Puoso Iku: Opo-opo Kerso

Siang tadi, sepupu saya dari kampung menderingkan hp saya. Nama pendek kita berdua hampir sama, hanya berbeda satu huruf diakhir kata. Kalau ia berujung huruf B, kalau saya huruf D. Bedanya cuma satu huruf belakang itu saja, dia Wahib saya Wahid. Suara pertamanya keluar dengan mengucap salam, dan setelah itu saling berbalas tanya kabar. Lebih lanjut pembicaraan kita seperti keseharian biasa saja. Sekedar menanyakan kabar, sedang apa dan hal biasa-biasa lainnya. Lantas ia berucap kondisi di kampung, di ujung Timur pulau Sumatra sana.

Di kampung, katanya, “lagi jarang hujan.” Sawah-sawah pada kering. Tanaman padi yang baru beberapa bulan ditanam, kering, butuh air. Untuk kebutuhan air disawah, dia harus mengalirkan air dari dalam tanah, istilah kampungnya nyedotNyedot dari sumur bor dalam tanah, butuh tenaga manusia untuk membuat sumur bor, sampai siap digunakan. Butuh peralatan lain pula, terutama mesin diasel dan minyak pembakarannya, bensin. Keluhnya, “bensin sekarang mahal”, untuk dapat barang 5 sampai 10 liter, tak jarang berebut, sering antri dari pagi-pagi buta sekali. Saya berangan, “ini imbas kenaikan harga BBM bagi petani.” Tapi soal sawah, kerja kesehariannya, dia pantang.
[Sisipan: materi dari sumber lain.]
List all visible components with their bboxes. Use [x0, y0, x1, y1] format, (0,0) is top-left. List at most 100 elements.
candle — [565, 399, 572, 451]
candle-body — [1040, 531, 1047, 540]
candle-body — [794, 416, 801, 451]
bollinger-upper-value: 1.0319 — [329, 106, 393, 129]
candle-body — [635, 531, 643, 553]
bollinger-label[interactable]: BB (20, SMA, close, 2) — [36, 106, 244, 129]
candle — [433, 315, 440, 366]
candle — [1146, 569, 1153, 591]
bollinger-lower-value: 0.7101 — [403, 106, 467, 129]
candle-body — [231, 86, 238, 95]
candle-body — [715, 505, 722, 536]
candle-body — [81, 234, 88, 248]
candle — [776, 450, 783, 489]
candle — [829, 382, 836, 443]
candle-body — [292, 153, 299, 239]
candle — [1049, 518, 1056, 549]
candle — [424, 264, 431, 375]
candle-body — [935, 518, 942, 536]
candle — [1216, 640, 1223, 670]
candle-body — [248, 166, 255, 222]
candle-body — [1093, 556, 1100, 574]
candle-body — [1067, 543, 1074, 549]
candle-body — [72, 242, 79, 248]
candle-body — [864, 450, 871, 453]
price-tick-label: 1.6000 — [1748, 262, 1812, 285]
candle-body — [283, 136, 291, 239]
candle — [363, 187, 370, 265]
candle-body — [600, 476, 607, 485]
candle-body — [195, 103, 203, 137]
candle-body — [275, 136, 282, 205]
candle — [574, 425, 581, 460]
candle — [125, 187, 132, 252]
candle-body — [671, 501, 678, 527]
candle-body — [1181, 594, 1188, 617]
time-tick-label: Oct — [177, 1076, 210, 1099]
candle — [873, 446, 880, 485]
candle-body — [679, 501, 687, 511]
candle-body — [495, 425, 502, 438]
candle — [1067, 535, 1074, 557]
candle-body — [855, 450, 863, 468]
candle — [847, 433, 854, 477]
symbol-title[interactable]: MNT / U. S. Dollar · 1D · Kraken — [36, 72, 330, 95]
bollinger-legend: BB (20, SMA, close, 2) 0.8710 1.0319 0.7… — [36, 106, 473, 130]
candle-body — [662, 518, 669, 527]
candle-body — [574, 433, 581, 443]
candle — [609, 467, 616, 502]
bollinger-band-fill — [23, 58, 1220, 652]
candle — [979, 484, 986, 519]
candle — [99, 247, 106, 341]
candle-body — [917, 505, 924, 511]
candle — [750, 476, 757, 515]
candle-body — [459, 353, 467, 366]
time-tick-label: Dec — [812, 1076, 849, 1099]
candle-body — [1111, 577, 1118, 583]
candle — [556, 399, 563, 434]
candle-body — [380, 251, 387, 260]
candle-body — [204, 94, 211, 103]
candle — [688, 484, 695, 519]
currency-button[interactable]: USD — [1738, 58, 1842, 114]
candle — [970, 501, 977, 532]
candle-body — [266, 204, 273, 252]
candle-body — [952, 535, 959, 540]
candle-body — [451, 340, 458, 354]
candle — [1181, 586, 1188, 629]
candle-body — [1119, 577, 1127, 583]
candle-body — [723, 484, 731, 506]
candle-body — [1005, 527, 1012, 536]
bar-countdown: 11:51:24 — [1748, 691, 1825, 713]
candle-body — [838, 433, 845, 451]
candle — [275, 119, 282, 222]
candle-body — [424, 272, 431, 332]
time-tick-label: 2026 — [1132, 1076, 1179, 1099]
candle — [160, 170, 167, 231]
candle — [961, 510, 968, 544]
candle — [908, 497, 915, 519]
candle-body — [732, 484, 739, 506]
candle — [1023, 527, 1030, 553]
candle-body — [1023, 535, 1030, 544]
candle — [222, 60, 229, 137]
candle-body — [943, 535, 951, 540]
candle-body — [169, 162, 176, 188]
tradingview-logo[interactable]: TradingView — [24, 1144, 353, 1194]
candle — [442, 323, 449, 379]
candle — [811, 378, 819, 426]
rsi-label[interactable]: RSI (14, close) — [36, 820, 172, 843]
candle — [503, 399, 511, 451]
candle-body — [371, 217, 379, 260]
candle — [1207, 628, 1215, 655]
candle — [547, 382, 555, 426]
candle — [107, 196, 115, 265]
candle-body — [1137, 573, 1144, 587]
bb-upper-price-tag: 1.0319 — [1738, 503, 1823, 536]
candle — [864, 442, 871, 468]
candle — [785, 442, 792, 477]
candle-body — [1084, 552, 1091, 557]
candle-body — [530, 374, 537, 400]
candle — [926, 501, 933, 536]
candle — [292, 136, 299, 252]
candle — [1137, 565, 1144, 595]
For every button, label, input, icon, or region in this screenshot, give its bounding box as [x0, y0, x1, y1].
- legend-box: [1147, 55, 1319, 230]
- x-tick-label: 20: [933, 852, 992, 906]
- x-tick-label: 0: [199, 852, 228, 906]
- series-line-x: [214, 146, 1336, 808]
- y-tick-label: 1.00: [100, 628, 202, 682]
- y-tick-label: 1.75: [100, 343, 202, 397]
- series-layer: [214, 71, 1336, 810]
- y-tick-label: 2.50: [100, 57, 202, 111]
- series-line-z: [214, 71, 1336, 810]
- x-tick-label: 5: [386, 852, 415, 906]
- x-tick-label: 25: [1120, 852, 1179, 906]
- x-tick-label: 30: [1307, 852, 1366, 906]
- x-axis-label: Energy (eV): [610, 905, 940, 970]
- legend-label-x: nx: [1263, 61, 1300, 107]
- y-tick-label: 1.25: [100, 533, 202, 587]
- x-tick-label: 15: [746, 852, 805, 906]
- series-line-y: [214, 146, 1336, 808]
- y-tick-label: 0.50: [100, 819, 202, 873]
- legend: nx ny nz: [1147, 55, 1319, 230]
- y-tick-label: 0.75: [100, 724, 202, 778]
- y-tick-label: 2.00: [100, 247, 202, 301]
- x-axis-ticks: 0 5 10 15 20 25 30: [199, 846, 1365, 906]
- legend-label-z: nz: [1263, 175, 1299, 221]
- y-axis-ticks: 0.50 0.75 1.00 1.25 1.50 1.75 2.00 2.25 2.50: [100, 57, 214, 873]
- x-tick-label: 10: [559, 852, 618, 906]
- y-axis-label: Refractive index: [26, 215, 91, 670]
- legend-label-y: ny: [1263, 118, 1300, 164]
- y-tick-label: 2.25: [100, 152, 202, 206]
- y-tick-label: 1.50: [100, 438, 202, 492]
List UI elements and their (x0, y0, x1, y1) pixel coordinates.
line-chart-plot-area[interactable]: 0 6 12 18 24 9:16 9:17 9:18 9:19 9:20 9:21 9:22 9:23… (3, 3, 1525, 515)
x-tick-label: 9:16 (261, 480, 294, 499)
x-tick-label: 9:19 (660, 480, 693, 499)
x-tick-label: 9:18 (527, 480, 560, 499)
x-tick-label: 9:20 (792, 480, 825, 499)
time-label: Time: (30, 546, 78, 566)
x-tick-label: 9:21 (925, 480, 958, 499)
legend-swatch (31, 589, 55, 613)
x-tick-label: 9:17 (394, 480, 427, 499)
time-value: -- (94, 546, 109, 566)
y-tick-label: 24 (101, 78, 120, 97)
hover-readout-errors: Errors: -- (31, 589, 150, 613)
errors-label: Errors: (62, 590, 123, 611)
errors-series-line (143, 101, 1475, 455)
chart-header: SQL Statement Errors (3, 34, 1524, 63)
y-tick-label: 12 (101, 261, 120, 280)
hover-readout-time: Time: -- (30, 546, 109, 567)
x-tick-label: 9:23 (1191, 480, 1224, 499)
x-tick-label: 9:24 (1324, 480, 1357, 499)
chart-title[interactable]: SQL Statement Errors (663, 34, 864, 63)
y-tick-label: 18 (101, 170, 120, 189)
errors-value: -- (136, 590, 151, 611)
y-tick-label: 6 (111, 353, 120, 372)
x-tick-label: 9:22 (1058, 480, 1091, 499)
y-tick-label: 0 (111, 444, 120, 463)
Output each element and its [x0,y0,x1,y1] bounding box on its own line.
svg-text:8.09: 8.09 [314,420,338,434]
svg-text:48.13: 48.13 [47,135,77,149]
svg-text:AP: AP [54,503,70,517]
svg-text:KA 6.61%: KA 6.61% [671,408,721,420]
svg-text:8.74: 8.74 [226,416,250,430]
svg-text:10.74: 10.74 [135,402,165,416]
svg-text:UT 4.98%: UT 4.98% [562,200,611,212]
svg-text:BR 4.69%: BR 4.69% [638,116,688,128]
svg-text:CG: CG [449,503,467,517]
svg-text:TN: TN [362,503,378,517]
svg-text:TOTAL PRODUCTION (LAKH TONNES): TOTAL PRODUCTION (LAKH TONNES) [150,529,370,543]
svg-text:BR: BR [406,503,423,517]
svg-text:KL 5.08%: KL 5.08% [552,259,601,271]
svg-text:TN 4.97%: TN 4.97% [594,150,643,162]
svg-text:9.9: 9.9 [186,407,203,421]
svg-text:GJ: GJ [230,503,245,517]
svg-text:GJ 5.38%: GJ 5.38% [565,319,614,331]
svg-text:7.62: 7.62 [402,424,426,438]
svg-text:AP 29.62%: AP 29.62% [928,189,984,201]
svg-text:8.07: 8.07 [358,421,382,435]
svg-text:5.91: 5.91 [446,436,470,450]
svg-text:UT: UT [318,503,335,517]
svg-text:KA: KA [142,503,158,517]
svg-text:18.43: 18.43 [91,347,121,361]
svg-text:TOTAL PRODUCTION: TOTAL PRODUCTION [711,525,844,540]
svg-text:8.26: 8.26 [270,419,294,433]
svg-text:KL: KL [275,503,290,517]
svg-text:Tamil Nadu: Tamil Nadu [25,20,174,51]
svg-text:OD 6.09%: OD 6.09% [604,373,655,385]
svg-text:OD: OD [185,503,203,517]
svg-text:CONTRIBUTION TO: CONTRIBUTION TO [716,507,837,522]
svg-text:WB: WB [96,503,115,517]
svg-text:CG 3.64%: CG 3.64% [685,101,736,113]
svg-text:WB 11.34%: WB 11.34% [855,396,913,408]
Sudah bercerita soal persawahannya, lantas saya tanya “puasa ngak?”. “Ya” jawabnya. Setelah kata ya, dia tambahi kata-katanya lagi, “Ya poso…opo-opo kerso” (apa-apa mau). “Ha…ha…” saya berkelakar. Ada-ada saja. Dan berkat dari kata-katanya itu, awal tulisan ini menyusun begini.

Opo-opo kerso
 semacam plesetan kerena dia belum menjalankan puasa. Hari ini (9/7) sebagaian umat Islam menunaikan ibadah puasa, sebagian lain baru besok akan mulai melakukannya. Pertimbangan mengenai perbedaan waktu awal puasa. Memang, sudah menjadi hal biasa. Lantaran metode untuk mengetahui kapan tiba bulan Ramadan berbeda satu sama lain.

Opo-opo kerso
, saya pikir punya makna lebih dalam. Bukan sekedar membikin saya berkelakar tawa saja, tapi kata itu adalah perwujudan dari menahan. Sebelum Ramadan tiba, kita kadang monggo kerso saja. Mau makan sehari tiga empat kali sehari, sepiring, semeja, tidak masalah. Mau minum segelas, sebotol, segalon, air meniral sehari tidak masalah. Sejauh daya perut mampu menampungnya saja.

Urusan makan dan minum adalah kebutuhan kerja biologis manusia. Makanya, puasa sebagaimana sudah diketahui umum, menahan makan dan minum dari terbit fajar sampai terbenam matahari, selama bulan Ramadan, kebutuhan biologis manusia itu dilarang untuk dikerjakan pada waktu tertentu. Begitu juga bergubungan sex suami-istri. Lebih kompleks lagi, menahan apa-apa dalam berpuasa, tidak hanya soal urusan makan, minum dan sex, tetapi juga pandangan, pendengaran, pengucapan dan semua yang bersangkut paut.

Kalau diwaktu orang lagi berasa lapar, pasti akan mau ditawari makan, begitu juga dengan soal minum. Pun dalam hubungan suami-istri. Salah satu tujuan dua insan disatukan dalam mahligai pernikahan adalah memperoleh keturunan. Prosesnya tidak lain dengan berhubungan yang begituan.

Opo-opo kerso
, disini adalah daya kebiologisan dari manusia itu. Daya dari manusia untuk makan, untuk minum, untuk berhubungan sex. Maka dari itu, dengan puasa, berupaya ber-matiraga, kita diajak untuk menampik yang bersifat opo-opo kerso. Pada manusia, semacam sifat “apa-apa mau” itu kadang terjadi. Baik halal atau haram, kadang hantam sajalah. Dan pada akhirnya menahan bagi saya adalah kunci dari per-puasa-an. Menahan agar diri untuk tidak opo-opo kerso.